Extraction of Cq or quantity values

As described above, the Cq value alone is of limited use since the absolute value is entirely dependent upon the threshold setting within the same experiment and a range of other factors when experiments are compared. Hence there is usually little point in publishing a Cq value3; instead, for most studies the Cq value must be converted to a more informative unit of measurement. In some cases an estimate of the relative quantity of a target can be determined by examination of the difference in Cq values between samples analysed from the same qPCR run.
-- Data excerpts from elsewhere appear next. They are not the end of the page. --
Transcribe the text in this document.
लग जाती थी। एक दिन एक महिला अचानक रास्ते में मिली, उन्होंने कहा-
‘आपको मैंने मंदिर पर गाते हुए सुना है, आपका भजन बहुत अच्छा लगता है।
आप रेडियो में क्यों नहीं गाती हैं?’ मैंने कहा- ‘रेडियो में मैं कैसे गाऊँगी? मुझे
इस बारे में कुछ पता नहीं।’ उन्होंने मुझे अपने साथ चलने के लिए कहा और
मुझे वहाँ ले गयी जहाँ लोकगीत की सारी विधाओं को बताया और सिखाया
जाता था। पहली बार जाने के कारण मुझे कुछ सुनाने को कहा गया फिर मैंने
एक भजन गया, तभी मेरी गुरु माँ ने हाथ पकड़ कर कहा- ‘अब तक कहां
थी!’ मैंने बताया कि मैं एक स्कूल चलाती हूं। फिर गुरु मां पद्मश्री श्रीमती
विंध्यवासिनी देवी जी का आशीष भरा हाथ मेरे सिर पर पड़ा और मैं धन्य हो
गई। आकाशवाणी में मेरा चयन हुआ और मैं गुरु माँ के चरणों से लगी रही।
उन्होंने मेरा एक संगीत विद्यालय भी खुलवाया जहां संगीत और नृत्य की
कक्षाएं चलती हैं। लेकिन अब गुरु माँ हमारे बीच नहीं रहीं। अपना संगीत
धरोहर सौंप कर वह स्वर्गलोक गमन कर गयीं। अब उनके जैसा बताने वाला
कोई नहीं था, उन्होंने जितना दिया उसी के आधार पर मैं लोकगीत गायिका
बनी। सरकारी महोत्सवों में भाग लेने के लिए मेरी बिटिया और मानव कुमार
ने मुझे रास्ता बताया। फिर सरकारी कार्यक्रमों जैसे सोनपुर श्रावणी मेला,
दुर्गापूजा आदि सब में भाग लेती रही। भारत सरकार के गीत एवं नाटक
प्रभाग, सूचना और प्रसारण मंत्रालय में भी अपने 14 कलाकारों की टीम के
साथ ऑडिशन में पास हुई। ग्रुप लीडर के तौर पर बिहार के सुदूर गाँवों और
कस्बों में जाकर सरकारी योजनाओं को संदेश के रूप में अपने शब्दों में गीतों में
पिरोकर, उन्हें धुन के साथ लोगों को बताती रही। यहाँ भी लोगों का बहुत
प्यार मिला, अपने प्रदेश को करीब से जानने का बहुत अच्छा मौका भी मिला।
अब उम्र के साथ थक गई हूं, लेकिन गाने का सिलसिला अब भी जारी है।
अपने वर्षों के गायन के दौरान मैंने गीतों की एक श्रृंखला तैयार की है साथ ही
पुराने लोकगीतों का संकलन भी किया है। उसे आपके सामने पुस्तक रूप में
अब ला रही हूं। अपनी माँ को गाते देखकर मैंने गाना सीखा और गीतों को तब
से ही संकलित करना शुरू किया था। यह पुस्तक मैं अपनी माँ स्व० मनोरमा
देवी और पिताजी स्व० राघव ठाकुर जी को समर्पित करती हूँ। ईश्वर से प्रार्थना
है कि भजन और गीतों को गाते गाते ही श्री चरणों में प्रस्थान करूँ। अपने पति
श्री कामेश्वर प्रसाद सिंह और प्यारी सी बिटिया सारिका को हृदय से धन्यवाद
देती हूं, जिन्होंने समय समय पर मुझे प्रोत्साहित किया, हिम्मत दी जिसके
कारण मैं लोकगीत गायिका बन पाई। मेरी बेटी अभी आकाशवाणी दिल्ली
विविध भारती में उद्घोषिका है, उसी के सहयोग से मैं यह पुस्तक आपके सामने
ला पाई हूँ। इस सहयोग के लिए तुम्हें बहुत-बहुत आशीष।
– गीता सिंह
As demonstrated above, this must be performed with care since the use of Cq differences assumes that amplification of all concentrations of target result in amplification plots that are parallel to each other and displaced along the X-axis in a manner proportional to the starting concentration. As an alternative, a serial dilution of target of known concentration or relative concentration can be used to calibrate the measurement of target concentration in test samples3,4.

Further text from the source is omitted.